A Higgs-Bugson in the Linux Kernel

With millions of LoCs, it is no surprise there are bugs.

Worse yet, the kernel runs in supervisor mode.

This kernel design is bankrupt. There's much better available, such as seL4+Genode.

seL4+Genode is equally as bankrupt. I run my code in the SMM anyway.

Please try keeping your snide comments to issues they actually apply to. This is a logic bug, with the kernel missing a piece of abnormality handling. You can get the exact same bug in a microkernel (or, FWIW, a memory safe, e.g. Rust) implementation; neither of those concepts help here.

> This kernel design is bankrupt. There's much better available, such as seL4+Genode.

I am sure that the tech community would love to read the details of your great success in deploying microkernels for large variety of production workloads.

seL4 exhibited great advances in software engineering processes and advances in correctness, zero-copy microkernel IPC performance, and capabilities-based security, but these need explanation, adaptation, and evangelism to real-world use-cases like Linux.

Microkernels have severe limitations when it comes to transactional boundaries of calling multiple subsystems and rolling back on failure.

Linux has too much inertia to reinvent itself instantly or completely into XYZ.

What would add more value would be gradual conversion to Rust and adding formal verification to C and Rust like specifying invariants in comments/metadata like frama-c and/or flux.

PS: Religious judgement opinion wars are rarely constructive.

>You can get the exact same bug in a microkernel

Absolutely. And yet, it is that much easier to keep a tiny codebase bug-free.

And only that tiny codebase has to run with supervisor privileges.

Of course a tiny microkernel code base won't have NFS bugs. It doesn't implement NFS. The bug will instead be in the NFS process/daemon/service/… which considering it's an fs service won't exactly be unprivileged either, even if only by returning maliciously corrupted contents. (e.g. a SUID root file that should not exist.)

And, sure, a microkernel could have better security properties.
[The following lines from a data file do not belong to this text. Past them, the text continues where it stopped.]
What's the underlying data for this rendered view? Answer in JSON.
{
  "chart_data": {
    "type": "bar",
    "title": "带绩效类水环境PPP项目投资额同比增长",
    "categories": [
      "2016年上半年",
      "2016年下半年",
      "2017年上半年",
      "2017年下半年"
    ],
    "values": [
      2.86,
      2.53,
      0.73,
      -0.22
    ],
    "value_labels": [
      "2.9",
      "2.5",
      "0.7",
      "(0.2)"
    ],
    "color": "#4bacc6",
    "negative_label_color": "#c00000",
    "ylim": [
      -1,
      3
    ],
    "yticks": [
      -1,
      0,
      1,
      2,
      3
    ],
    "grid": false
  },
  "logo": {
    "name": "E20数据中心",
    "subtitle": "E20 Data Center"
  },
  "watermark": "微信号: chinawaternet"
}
However, (1) this has no connection at all to this specific bug, and (2) the Linux kernel seems to be doing reasonably well on security properties; or rather the industry seems to have decided it's sufficiently secure, even if not perfect.

Not only is the damage contained, but it is also much easier to protect an isolated NFS server.

For instance, instead of being able to read/write/jump literally anywhere in memory, it would only have capabilities to the resources it needs.

And these capabilities would be enforced strictly, by the bug-free microkernel. The likes of seL4 even have formal proof of correctness.

And you are still making these arguments on the discussion of a bug that they have absolutely no bearing on. If Linux were written with the same exact development history, but as a microkernel, the exact same bug could (and likely would) exist in the NFS client component. The impact is spurious unavailability of service, and would be the same on a microkernel; it is not exploitable for memory corruption. And any file system service, by its function, will be in a position of relative privilege, even if less so on a microkernel.

Your arguments are likely valid, with other bugs. Please take them there. Wedging this discussion in here just makes you look like a proselytizing zealot.